Course: Salad, Dinner, Lunch
Cuisine: French
Author: Gaby

Ingredients

For the Lemon Chive Vinaigrette

  • 1 lemon juiced
  • 1 tablespoon champagne vinegar
  • 2 cloves garlic finely chopped
  • 1 shallot finely chopped
  • 1/3 cup olive oil
  • ¼ cup chives
  • kosher salt and freshly cracked black pepper to taste

For the Marinated Tomatoes  

  • 1 ½ cup tomatoes quartered  
  • ½ red onion thinly sliced
  • 2 teaspoons dried oregano
  • 3 tablespoons olive oil
  • 2 tablespoons red wine vinegar
  • Kosher salt and freshly cracked black pepper

For the Salad

  • 2 6- oz cans Genova Albacore Tuna in Olive Oil Very Low Sodium in Easy Open Cans
  • 1/3 lb Haricot Verts blanched
  • 4-5 Persian cucumbers thinly sliced
  • 5-6 cups market lettuce Butter Lettuce, Little Gem
  • ½ cup black olives pitted
  • ½ cup castelvetrano olives pitted
  • 1 Roasted Red Bell Pepper sliced  
  • 1 cup Breakfast Radishes quartered
  • Fresh Dill chopped, for sprinkling over
  • Fresh Chives chopped, for sprinkling over

Instructions

For the Lemon Chive Vinaigrette

  • Combine all the ingredients in a small bowl and whisk to combine.

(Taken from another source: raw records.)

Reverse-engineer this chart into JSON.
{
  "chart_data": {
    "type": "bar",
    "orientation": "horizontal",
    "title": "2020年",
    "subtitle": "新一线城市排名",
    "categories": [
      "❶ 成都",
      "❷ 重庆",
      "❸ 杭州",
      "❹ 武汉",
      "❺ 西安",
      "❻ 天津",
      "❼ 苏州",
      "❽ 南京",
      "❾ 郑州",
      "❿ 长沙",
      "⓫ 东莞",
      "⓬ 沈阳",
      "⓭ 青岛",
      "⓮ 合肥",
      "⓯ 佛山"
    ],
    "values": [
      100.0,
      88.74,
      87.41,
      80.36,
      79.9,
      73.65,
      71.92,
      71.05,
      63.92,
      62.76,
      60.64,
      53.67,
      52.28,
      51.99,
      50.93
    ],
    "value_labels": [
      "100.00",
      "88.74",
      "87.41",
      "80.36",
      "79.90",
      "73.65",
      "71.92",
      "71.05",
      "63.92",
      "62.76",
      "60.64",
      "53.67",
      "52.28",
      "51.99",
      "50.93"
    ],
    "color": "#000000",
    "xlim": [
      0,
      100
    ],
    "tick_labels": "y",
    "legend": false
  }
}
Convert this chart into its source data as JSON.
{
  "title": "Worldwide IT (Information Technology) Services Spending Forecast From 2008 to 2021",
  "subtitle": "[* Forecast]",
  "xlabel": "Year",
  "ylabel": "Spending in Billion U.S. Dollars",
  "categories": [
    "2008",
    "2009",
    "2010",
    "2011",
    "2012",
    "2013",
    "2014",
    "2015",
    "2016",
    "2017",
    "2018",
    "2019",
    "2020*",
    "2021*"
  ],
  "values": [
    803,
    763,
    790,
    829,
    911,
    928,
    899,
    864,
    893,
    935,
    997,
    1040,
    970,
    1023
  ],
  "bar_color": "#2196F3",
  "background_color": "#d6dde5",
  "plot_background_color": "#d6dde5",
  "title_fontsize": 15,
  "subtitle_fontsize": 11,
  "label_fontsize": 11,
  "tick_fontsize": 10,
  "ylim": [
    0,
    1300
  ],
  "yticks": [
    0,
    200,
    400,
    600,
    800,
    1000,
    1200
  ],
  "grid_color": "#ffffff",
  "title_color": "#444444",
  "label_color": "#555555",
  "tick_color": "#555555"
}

Season with salt and pepper as needed.

For the Marinated Tomatoes  

  • Combine the tomatoes, red onion, oregano, olive oil, red wine vinegar, salt and pepper in a large bowl and toss to combine. Let marinate for at least 30 minutes.

For the Salad

  • On a large serving platter, arrange the market lettuce with piles of the tuna, blanched haricot verts, cucumbers, both kinds of olives, red bell pepper and breakfast radishes. Sprinkle with the fresh herb and serve with the vinaigrette.